State processor API

State processors are plugins that extract extra column data from object state during writes. They allow downstream packages (for example, plone-pgcatalog) to write supplementary columns alongside the object state in a single atomic INSERT ... ON CONFLICT statement.

Protocol

State processors use duck typing. A processor must implement the following methods:

Required methods

get_extra_columns() -> list[ExtraColumn]

Return the list of extra columns this processor writes. Called once during registration and during each tpc_vote().

process(zoid: int, class_mod: str, class_name: str, state: str) -> dict | None

Extract extra column data from an object’s state. state is a JSON string (the decoded object state, pre-sanitization). The method may modify state in-place (for example, pop annotation keys to prevent them from being persisted). Returns a dict of {column_name: value} for extra columns, or None when no extra data applies to this object. Called during store() after pickle-to-JSON decoding for every object in the transaction.

Optional methods

get_schema_sql() -> str | None

Return DDL statements to apply (for example, ALTER TABLE ... ADD COLUMN, CREATE INDEX). Called once during register_state_processor(). The DDL is executed via a separate autocommit connection. If blocked by startup read transactions (lock conflict), the DDL is deferred to the first tpc_begin(). Returns None if no DDL is needed.

finalize(cursor) -> None

Called at the end of tpc_vote(), after all objects have been written but before the transaction commits. The cursor belongs to the same PostgreSQL transaction as the object writes, so any additional SQL executed here is atomic with the object state. This hook is useful for operations that depend on the full set of written objects (for example, JSONB merges or aggregation queries).

ExtraColumn

from zodb_pgjsonb import ExtraColumn

A dataclass that declares an extra column for the object_state table.

Fields

Field

Type

Default

Description

name

str

PostgreSQL column name. Must be a valid SQL identifier (letters, digits, underscores; must start with a letter or underscore). Validated on construction.

value_expr

str

SQL value expression for the INSERT statement. Supports %(name)s parameter placeholders. For example: "%(path)s" or "to_tsvector('simple'::regconfig, %(searchable_text)s)".

update_expr

str | None

None

SQL expression for the ON CONFLICT ... SET clause. Defaults to EXCLUDED.{name} when None.

Construction

ExtraColumn(
    name="path",
    value_expr="%(path)s",
)

ExtraColumn(
    name="searchable_text",
    value_expr="to_tsvector('simple'::regconfig, %(searchable_text)s)",
    update_expr="to_tsvector('simple'::regconfig, EXCLUDED.searchable_text)",
)

The name field is validated against the pattern ^[a-zA-Z_][a-zA-Z0-9_]*$. A ValueError is raised if the name does not match.

Security

value_expr and update_expr are interpolated directly into SQL INSERT statements without escaping. Only register processors from trusted, audited code. A compromised processor can read, modify, or delete any data in the database. Column names are validated against a strict identifier pattern; expressions are not validated because they may legitimately contain SQL function calls.

Lifecycle

The following sequence describes when each method is called during a ZODB write transaction:

  1. Registration (register_state_processor()): get_extra_columns() and get_schema_sql() are called. DDL is applied (or deferred).

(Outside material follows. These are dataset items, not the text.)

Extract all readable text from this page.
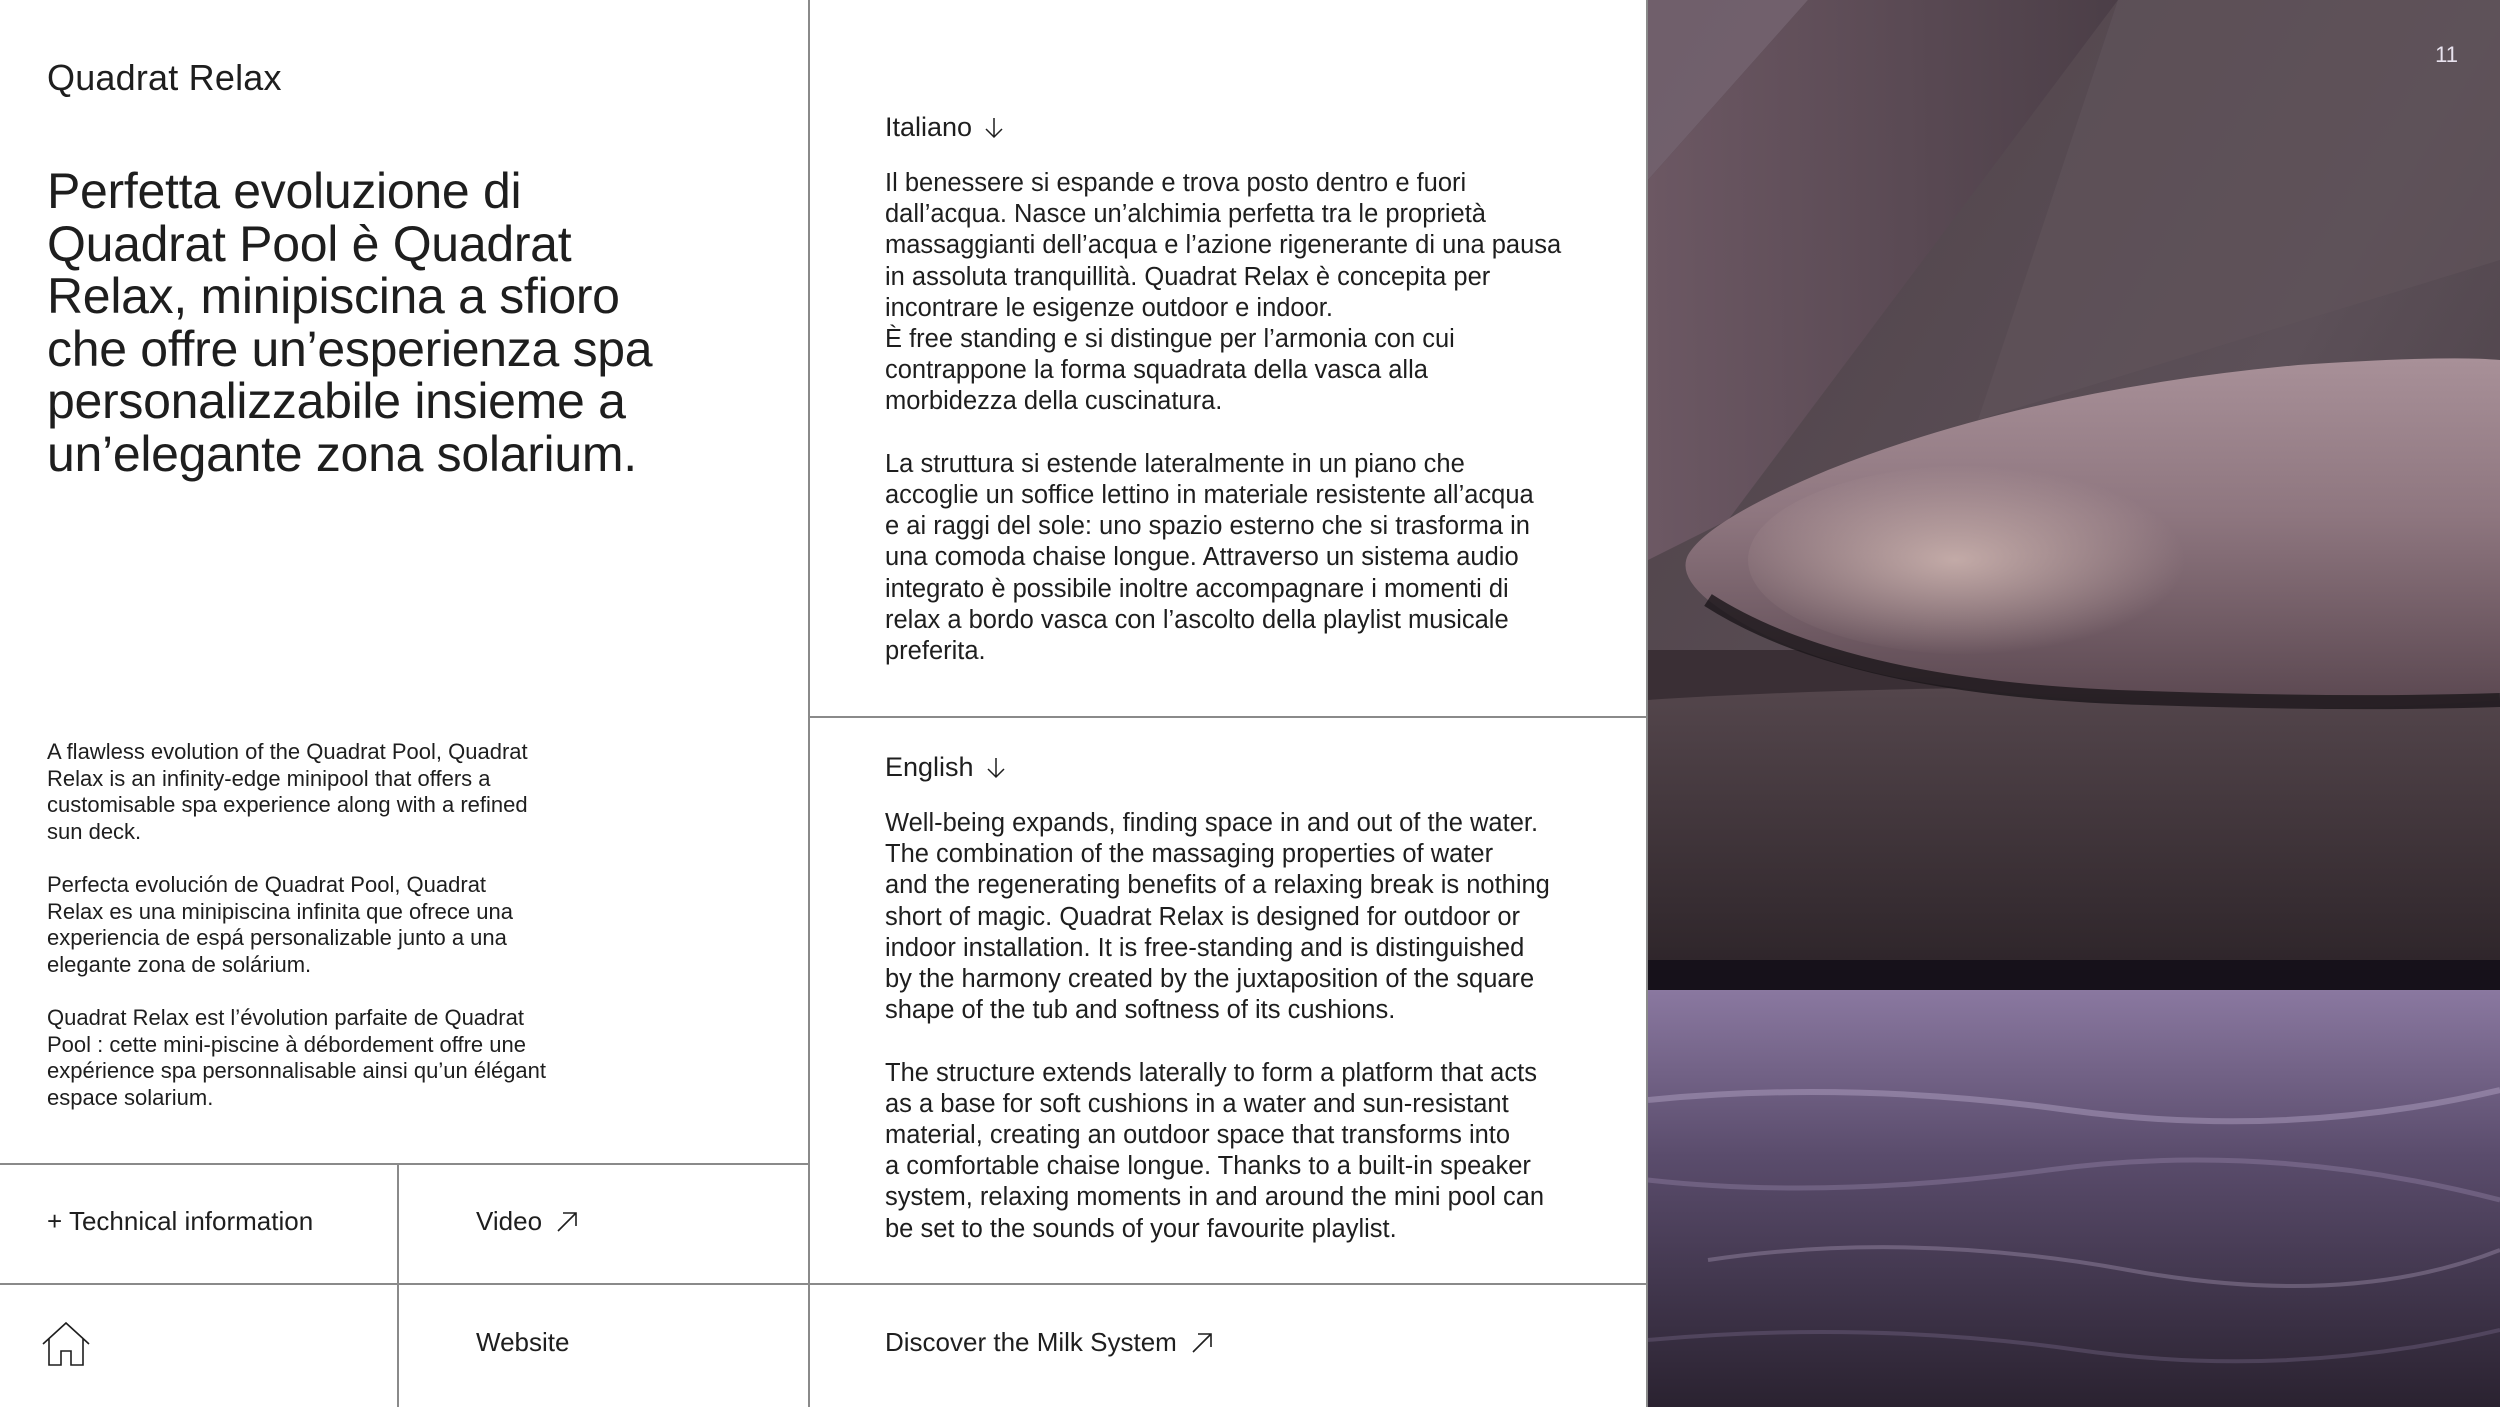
Quadrat Relax
Perfetta evoluzione di Quadrat Pool è Quadrat Relax, minipiscina a sfioro che offre un’esperienza spa personalizzabile insieme a un’elegante zona solarium.
A flawless evolution of the Quadrat Pool, Quadrat
Relax is an infinity-edge minipool that offers a
customisable spa experience along with a refined
sun deck.
Perfecta evolución de Quadrat Pool, Quadrat
Relax es una minipiscina infinita que ofrece una
experiencia de espá personalizable junto a una
elegante zona de solárium.
Quadrat Relax est l’évolution parfaite de Quadrat
Pool : cette mini-piscine à débordement offre une
expérience spa personnalisable ainsi qu’un élégant
espace solarium.
+ Technical information	Video
Website
Italiano
Il benessere si espande e trova posto dentro e fuori
dall’acqua. Nasce un’alchimia perfetta tra le proprietà
massaggianti dell’acqua e l’azione rigenerante di una pausa
in assoluta tranquillità. Quadrat Relax è concepita per
incontrare le esigenze outdoor e indoor.
È free standing e si distingue per l’armonia con cui
contrappone la forma squadrata della vasca alla
morbidezza della cuscinatura.

La struttura si estende lateralmente in un piano che
accoglie un soffice lettino in materiale resistente all’acqua
e ai raggi del sole: uno spazio esterno che si trasforma in
una comoda chaise longue. Attraverso un sistema audio
integrato è possibile inoltre accompagnare i momenti di
relax a bordo vasca con l’ascolto della playlist musicale
preferita.
English
Well-being expands, finding space in and out of the water.
The combination of the massaging properties of water
and the regenerating benefits of a relaxing break is nothing
short of magic. Quadrat Relax is designed for outdoor or
indoor installation. It is free-standing and is distinguished
by the harmony created by the juxtaposition of the square
shape of the tub and softness of its cushions.

The structure extends laterally to form a platform that acts
as a base for soft cushions in a water and sun-resistant
material, creating an outdoor space that transforms into
a comfortable chaise longue. Thanks to a built-in speaker
system, relaxing moments in and around the mini pool can
be set to the sounds of your favourite playlist.
Discover the Milk System
11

  2. Store (store() / restore()): process(zoid, class_mod, class_name, state) is called for each object after pickle-to-JSON decoding. The returned dict is attached to the object entry.

  3. Vote (tpc_vote()): get_extra_columns() is called to collect column definitions. All objects (with extra column data) are written in a batched executemany() call. After all writes, finalize(cursor) is called on each processor that implements it.

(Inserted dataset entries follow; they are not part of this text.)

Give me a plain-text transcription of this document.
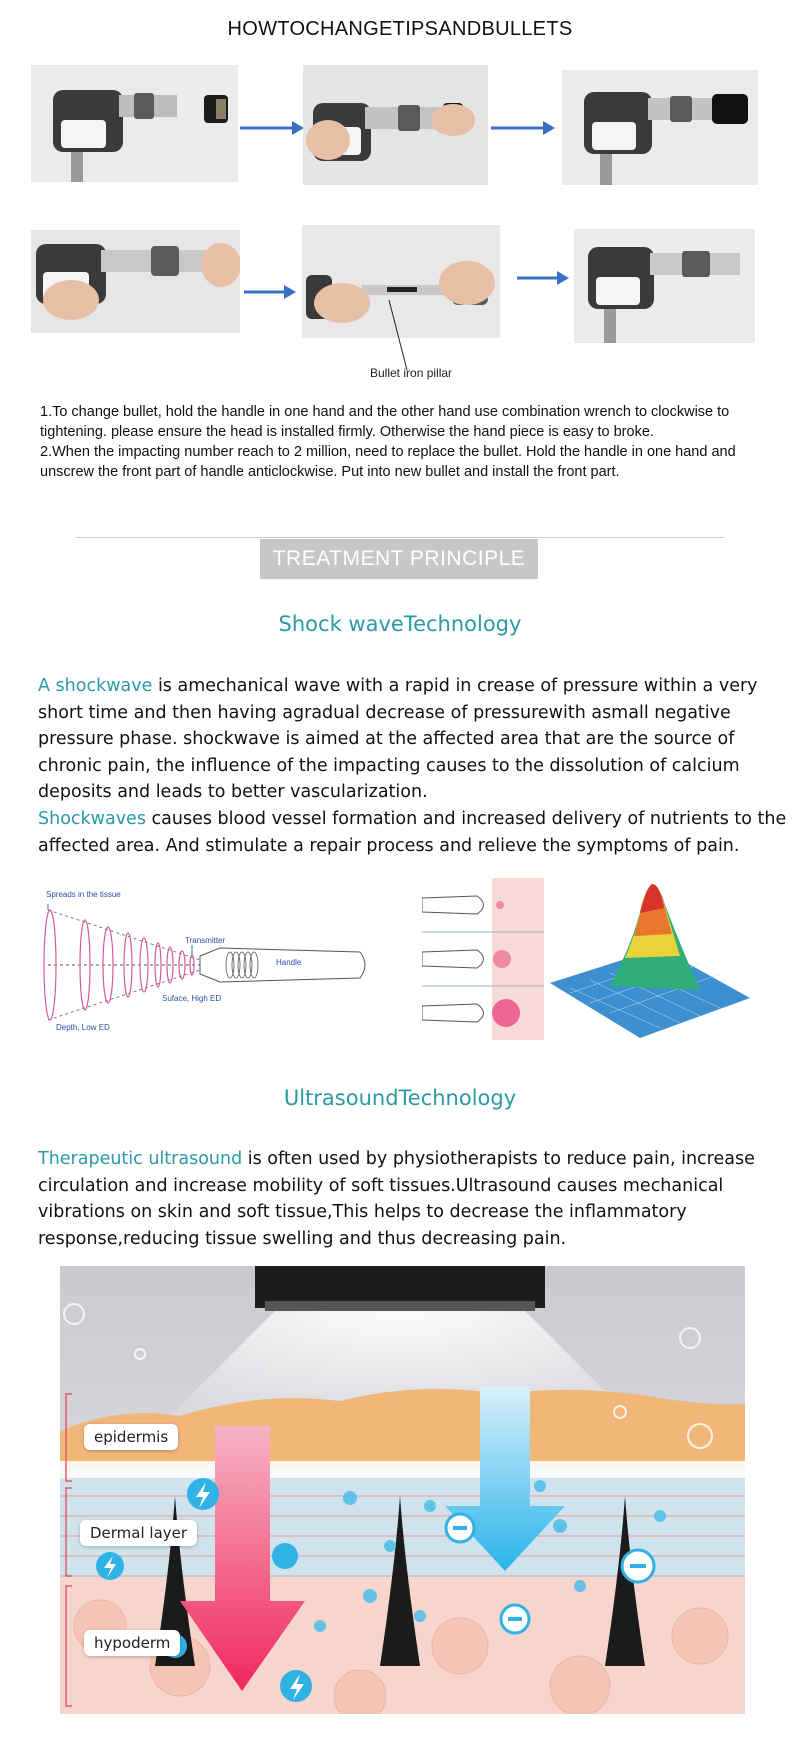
HOWTOCHANGETIPSANDBULLETS
Bullet iron pillar
1.To change bullet, hold the handle in one hand and the other hand use combination wrench to clockwise to tightening. please ensure the head is installed firmly. Otherwise the hand piece is easy to broke.
2.When the impacting number reach to 2 million, need to replace the bullet. Hold the handle in one hand and unscrew the front part of handle anticlockwise. Put into new bullet and install the front part.
TREATMENT PRINCIPLE
Shock waveTechnology
A shockwave is amechanical wave with a rapid in crease of pressure within a very short time and then having agradual decrease of pressurewith asmall negative pressure phase. shockwave is aimed at the affected area that are the source of chronic pain, the influence of the impacting causes to the dissolution of calcium deposits and leads to better vascularization.
Shockwaves causes blood vessel formation and increased delivery of nutrients to the affected area. And stimulate a repair process and relieve the symptoms of pain.
Spreads in the tissue
Transmitter
Handle
Suface, High ED
Depth, Low ED
UltrasoundTechnology
Therapeutic ultrasound is often used by physiotherapists to reduce pain, increase circulation and increase mobility of soft tissues.Ultrasound causes mechanical vibrations on skin and soft tissue,This helps to decrease the inflammatory response,reducing tissue swelling and thus decreasing pain.
epidermis
Dermal layer
hypoderm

  4. Finish (tpc_finish()): The PostgreSQL transaction is committed. No processor methods are called.

  5. Abort (tpc_abort()): The PostgreSQL transaction is rolled back. No processor methods are called.

DDL application

DDL from get_schema_sql() is applied using a dedicated autocommit connection (not the pool connection). This avoids conflicts with REPEATABLE READ snapshots held by pool connections.

At Zope startup, IDatabaseOpenedWithRoot subscribers fire while a ZODB Connection still holds an ACCESS SHARE lock via its REPEATABLE READ snapshot. ALTER TABLE requires ACCESS EXCLUSIVE, which would deadlock.

The storage handles this by setting lock_timeout = '2s' on the DDL connection. If the lock cannot be acquired, the DDL is stored in a pending queue and applied at the next tpc_begin() (after the read transaction has been committed and the ACCESS SHARE lock released).